My wish is therefore that they will resist this temptation, both at the federal and state levels. I appeal to the president and the incumbent state governors to allow INEC total independence and work to protect the integrity of the electoral process. I am pleased that Mr President has reiterated his promise in this wise and I wish to appeal to him to keep his eyes on all political and administrative functionaries in the electoral chain. As is usual with many Nigerian politicians, some who already know that they will lose the elections have got their petitions written of how they were ‘rigged out’ and their thugs prepared to protest (non-violently and violently). If the elections are made to be free, fair and orderly, these losers will cause minimum damage. But if true winners are denied anywhere, then that could be cataclysmic.

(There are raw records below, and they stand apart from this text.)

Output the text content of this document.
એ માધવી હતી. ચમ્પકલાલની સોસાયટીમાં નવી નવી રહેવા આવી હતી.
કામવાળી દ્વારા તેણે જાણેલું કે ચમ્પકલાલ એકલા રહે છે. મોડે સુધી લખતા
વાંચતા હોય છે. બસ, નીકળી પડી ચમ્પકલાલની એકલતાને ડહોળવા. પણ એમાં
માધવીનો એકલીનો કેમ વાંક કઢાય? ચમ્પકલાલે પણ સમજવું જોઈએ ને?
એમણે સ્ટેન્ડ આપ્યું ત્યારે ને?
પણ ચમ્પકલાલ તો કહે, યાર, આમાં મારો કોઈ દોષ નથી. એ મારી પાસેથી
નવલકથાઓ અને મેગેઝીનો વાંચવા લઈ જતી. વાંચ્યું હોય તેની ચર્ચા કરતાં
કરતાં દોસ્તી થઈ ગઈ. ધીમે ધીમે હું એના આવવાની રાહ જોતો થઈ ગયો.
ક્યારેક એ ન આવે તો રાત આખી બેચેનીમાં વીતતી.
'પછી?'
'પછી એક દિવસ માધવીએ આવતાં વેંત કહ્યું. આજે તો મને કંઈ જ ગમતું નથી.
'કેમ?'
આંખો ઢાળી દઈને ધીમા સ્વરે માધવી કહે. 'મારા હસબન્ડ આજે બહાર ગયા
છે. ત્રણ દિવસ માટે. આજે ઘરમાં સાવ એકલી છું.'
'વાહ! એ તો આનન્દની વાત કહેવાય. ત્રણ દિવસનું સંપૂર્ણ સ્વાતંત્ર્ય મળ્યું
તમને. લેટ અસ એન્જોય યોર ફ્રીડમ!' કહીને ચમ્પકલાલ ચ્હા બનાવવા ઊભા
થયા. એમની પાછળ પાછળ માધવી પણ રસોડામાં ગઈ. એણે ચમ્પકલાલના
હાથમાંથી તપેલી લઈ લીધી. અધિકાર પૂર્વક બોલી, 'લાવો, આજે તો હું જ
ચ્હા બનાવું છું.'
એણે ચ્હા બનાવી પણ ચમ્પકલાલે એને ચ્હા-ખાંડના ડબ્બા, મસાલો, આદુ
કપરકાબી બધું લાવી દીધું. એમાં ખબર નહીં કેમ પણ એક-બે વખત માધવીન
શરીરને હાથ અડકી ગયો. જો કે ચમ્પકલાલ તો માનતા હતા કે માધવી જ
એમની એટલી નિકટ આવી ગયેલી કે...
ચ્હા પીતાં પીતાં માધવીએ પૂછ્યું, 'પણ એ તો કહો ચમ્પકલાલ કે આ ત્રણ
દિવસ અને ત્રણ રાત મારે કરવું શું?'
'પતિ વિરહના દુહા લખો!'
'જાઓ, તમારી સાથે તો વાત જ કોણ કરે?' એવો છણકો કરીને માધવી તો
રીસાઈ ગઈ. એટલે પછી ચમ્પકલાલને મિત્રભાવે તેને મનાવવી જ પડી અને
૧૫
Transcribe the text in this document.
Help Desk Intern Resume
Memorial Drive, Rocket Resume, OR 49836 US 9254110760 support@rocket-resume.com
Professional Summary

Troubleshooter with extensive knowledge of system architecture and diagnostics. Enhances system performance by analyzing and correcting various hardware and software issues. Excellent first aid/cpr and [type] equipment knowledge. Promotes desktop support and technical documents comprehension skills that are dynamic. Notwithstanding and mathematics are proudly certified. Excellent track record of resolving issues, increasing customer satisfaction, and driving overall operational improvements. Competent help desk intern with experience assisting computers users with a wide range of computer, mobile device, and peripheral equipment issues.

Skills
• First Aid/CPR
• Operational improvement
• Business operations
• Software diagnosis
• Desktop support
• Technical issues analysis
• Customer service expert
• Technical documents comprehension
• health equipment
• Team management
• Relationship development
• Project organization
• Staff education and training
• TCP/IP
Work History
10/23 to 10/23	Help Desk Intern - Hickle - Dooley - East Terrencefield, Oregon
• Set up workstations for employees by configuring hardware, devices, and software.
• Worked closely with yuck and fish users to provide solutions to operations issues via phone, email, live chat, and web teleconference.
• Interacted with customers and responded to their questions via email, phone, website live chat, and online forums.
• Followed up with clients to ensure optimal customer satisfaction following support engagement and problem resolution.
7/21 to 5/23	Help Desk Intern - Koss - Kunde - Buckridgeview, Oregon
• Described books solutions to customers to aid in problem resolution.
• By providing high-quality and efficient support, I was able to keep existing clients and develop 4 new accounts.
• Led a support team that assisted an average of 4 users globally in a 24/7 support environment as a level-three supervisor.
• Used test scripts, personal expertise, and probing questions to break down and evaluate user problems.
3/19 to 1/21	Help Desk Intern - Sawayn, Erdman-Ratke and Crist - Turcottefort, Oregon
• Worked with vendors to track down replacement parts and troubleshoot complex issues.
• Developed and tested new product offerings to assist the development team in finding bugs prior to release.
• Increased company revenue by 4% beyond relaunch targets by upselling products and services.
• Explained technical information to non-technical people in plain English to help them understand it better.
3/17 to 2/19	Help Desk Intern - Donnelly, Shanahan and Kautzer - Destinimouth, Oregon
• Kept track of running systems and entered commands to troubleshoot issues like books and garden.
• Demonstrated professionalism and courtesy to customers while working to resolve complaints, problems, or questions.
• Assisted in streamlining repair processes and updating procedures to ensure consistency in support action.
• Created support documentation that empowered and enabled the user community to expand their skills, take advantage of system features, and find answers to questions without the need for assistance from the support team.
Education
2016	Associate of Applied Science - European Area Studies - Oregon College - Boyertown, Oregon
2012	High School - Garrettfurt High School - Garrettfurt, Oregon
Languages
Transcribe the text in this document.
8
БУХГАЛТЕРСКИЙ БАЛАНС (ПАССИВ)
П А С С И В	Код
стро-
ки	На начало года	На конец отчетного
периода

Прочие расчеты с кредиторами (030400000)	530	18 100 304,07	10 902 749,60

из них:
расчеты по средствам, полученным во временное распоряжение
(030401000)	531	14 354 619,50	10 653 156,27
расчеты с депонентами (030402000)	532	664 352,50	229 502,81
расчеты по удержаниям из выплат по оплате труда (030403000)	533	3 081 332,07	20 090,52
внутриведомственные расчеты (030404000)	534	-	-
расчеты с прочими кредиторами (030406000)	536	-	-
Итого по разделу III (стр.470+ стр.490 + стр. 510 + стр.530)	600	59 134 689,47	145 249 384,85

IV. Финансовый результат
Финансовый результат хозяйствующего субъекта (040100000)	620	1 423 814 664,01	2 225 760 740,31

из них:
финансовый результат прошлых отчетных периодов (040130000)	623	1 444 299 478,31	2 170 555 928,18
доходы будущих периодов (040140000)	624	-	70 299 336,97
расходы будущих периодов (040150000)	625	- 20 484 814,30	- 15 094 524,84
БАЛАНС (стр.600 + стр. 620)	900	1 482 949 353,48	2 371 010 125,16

I wish that INEC would deliver a perfect (or near-perfect) election. There should be NO stories and excuses. They have had many years to prepare for 2015. They have had many opportunities to hone their processes and strategies and they have heard and read all the predictions about Nigeria and 2015. May God grant them grace to deliver a professionally conducted elections where electoral materials will arrive all polling booths early, where elections will start at the appointed time and close at the appointed time, where no one will be allowed to sabotage the process or steal ballot boxes, where all registered voters will find their names on the voter register and where results will not be switched. Let Jega stand up and improve on his 2011 record and by all means avoid a repeat of the recent disappointing and poor show in distribution of permanent voter cards (PVCs), especially in Lagos State. Should we say more?
3.) An economically buoyant 2015
Yes, the prognoses are dire: oil prices may still drop lower; national income will be constrained forcing us to spend over 80 percent on recurrent expenditure at the federal level, leaving little for capital expenditure; tax rates will spike and new levies introduced to shore up government revenue; austerity measures will be introduced, all portending tightening of belt and increased economic hardship, but I still wish Nigeria would have an economically buoyant 2015. I believe it is possible at individual, corporate, community, state and national levels. At national, state and community levels, what we need most is to aggressively diversify our income source, re-prioritize our expenditure, and KILL corruption. At individual or corporate levels, we need to enthrone multiple streams of income, focus on needs and necessities and avoid waste. With God’s wisdom, we can have a buoyant year, the presenting challenges notwithstanding.
4.) An ordered, law-abiding nation
Truly, my greatest wish for Nigeria is to have an ordered and law-abiding nation; a nation where people know the laws and obey them; a nation where those who choose to break the laws are brought to book speedily and shown that it is not profitable to be an outlaw; a nation where the law applies equally and our leaders and lawmakers obey the rules and laws which they make. I wish Nigeria to be a nation where due process is applied in dealing with every issue, a nation where impunity has no place, a nation where no single man will be the accuser, the judge and the enforcer, a nation that will be respected by other nations because we enforce our laws diligently and impartially. God please give us an ordered nation in 2015. Happy New Year, Nigerians.